At that time, a team of cardiologists came to start a cardiology program at Kenyatta Hospital in Nairobi, Kenya. I took my patient’s EKG tracings and showed it to all the three cardiologists in the Glasgow team. They all agreed that he had sustained a transmural anterior myocardial infarction ( massive heart attack in the front wall of the heart). Even in advanced countries like the USA and the UK, there were no cardiac catheterizations and, for that matter, no ICUs for monitoring heart rhythm. The team postulated a congenital abnormal coronary artery system, such as a stenosis ( narrowing ) of the main coronary artery, as the possible etiology of a heart attack.
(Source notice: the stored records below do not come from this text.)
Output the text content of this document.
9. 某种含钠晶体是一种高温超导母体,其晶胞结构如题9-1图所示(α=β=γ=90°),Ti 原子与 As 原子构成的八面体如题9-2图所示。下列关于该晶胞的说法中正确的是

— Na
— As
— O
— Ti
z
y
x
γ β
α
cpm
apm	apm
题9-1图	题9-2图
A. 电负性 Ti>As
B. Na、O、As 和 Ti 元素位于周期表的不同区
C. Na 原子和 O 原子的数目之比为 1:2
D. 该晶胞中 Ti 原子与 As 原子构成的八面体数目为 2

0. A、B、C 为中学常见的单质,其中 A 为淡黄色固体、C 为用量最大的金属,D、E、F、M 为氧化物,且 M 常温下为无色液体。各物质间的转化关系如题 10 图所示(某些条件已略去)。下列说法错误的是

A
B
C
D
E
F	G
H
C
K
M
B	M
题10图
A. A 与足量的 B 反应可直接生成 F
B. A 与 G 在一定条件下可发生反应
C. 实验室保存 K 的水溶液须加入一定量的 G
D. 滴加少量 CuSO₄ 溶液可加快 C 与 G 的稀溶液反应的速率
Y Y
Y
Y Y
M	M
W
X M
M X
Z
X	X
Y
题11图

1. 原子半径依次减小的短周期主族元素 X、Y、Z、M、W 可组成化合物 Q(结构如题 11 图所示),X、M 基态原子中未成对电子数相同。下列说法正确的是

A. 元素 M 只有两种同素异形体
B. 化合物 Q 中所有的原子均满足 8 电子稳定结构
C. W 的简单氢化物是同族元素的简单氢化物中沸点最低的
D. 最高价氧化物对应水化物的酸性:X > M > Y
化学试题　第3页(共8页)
A few weeks later, I discussed the case with an eminent cardiologist from Harvard Medical School. He had come to Kenya for a wildlife safari vacation. Kenya Medical Association had arranged a lecture by him for local physicians. I showed the tracings to him, and he offered the same explanations as the Glasgow Cardiologists for his heart attack. After six weeks of bed rest, my patient stabilized. Six months ( around June 1970 ) after his heart attack he started having episodic exertion induced and nocturnal central chest discomfort. EKG showed new findings waves in the inferior heart wall ( q waves in leads 2,3 and AFV). The family, as well as I, were extremely worried about his prognosis. There were no approved statins at the time that he could have used. I migrated to Canada in June 1972, and we remained in touch. From 1972 to 1994, he remained symptom free until he relocated to the UK. He underwent cardiac catheterization in London in 1994 and triple vessel bypass surgery. He also started taking lovastatin at that time. He practiced in London and led an active life until he died from a massive stroke in 2004. He was 68 years old when he died and had lived for 34 years since his first heart attack.
Contrary to his family’s and my expectations, he survived 24 years symptom-free without any specific treatment. Why was he symptom-free? Almost certainly, he developed extensive collateral coronary artery circulation, bypassing all the blocked coronary artery segments.

When I was practicing medicine in Milwaukee in the early 1980s, Dudley Johnson, a pioneering cardiac surgeon, popularized the notion of complete myocardial revascularization and typically took 8 hours of operating time to accomplish this. So, this iconic surgeon established the concept of myocardial revascularization, and generations of cardiologists followed his thinking on this subject.